ECLI:NL:TACAKN:2009:YH0004 Accountantskamer Zwolle 09/752 Wtra AK

ECLI: ECLI:NL:TACAKN:2009:YH0004
Datum uitspraak: 01-12-2009
Datum publicatie: 24-06-2010
Zaaknummer(s): 09/752 Wtra AK
Onderwerp:
Beslissingen: Klacht gegrond met tijdelijke doorhaling
Inhoudsindicatie: - geen medewerking verlenen aan collegiale (her)toetsing     Hoger beroep ingesteld. Uitspraak zie LJN BW0810 (www.rechtspraak.nl)

ACCOUNTANTSKAMER

BESLISSING

ex artikel 38 Wet tuchtrechtspraak accountants (Wtra) van 1 december 2009 in de zaak met nummer 09 / 752 WTRA AK van

het bestuur van de NEDERLANDSE ORDE van ACCOUNTANTS-ADMINISTRATIECONSULENTEN (de NOvAA),gevestigd en kantoorhoudende te ‘s-Gravenhage,

K L A G E R,

gemachtigde: mr. M.L. Batting,

t e g e n

Y, accountant-administratieconsulent,

kantoorhoudende te [plaats],B E T R O K K E N E.

1. Het verloop van de procedure

1.1 De Accountantskamer heeft kennis genomen van de volgende in de zaak gewisselde en aan partijen bekende stukken:

- het op 27 mei 2009 ingekomen klaagschrift, gedateerd 26 mei 2009, met bijlagen;

- het op 7 juli 2009 ingekomen verweerschrift, gedateerd 6 juli 2009, met bijlagen.
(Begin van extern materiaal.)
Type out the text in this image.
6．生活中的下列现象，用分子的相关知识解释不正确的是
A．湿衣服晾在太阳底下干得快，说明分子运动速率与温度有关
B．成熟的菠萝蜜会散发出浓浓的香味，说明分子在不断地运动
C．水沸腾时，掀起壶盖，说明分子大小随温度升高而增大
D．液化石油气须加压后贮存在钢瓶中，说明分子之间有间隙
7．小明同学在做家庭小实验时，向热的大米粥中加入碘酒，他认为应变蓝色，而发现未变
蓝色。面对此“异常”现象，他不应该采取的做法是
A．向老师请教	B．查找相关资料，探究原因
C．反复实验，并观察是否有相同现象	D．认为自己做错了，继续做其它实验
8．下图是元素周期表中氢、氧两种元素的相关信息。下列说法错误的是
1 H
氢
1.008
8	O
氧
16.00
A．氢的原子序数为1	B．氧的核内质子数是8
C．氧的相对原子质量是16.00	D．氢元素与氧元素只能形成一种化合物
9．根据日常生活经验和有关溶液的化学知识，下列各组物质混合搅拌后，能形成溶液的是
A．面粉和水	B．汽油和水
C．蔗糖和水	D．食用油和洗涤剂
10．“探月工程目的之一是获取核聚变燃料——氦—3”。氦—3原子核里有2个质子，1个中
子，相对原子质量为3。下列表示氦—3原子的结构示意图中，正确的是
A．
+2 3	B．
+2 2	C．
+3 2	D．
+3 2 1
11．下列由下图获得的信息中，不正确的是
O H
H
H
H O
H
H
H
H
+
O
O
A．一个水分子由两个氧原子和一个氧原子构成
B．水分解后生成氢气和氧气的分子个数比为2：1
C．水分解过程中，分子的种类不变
1.2 De klacht is behandeld ter zitting van de Accountantskamer van 7 september 2009. Betrokkene is verschenen. Namens klager zijn verschenen gemachtigde mr. M.L. Batting en H. Geerlofs.

1.3 Partijen hebben bij gelegenheid van genoemde zitting hun standpunten doen toelichten, onderscheidenlijk toegelicht (klager aan de hand van een pleitnota, die aan de Accountantskamer is overgelegd) en geantwoord op vragen van de Accountantskamer.

1.4 De inhoud van de gedingstukken, waaronder ook de in 1.3 vermelde pleitnota, geldt als hier ingevoegd.

2. De vaststaande feiten

2.1 Op grond van de inhoud van de gedingstukken en aan de hand van het verhandelde ter zitting stelt de Accountantskamer het volgende vast.

2.2 Op 11 juni 2004 heeft een toetsing van de accountantspraktijk van betrokkene

- 1 B.V. - plaatsgevonden door de Raad van Toezicht Beroepsuitoefening Accountants-Administratieconsulenten, hierna te noemen de Raad.

2.3 Op 24 september 2004 is de Raad tot een negatief oordeel over het interne stelsel van kwaliteitsbeheersing van deze accountantspraktijk gekomen. De Raad heeft aan betrokkene een termijn van twee jaar gegeven waarbinnen het stelsel van kwaliteitsbeheersing van zijn accountantspraktijk diende te worden aangepast aan de normen van artikel 3 van de Verordening op de Periodieke Preventieve Toetsing (VPPT). In zijn beslissing heeft de Raad aangegeven dat na twee jaar, derhalve na 24 september 2006, een hertoetsing van de accountantspraktijk zou plaatsvinden.

2.4 Op 24 januari 2008 heeft de Raad de accountantspraktijk van betrokkene - bij de NOvAA toentertijd geregistreerd onder de naam 2 B.V. - geselecteerd voor (her)toetsing op grond van de VPPT.

2.5 Ter voorbereiding van deze (her)toetsing door de Raad, heeft betrokkene op 28 januari 2008 een vragenlijst ‘ten behoeve van de Periodieke Preventieve Toetsing 2008’ en een ‘Selectievragenlijst’ ingevuld en ondertekend aan de Raad geretourneerd.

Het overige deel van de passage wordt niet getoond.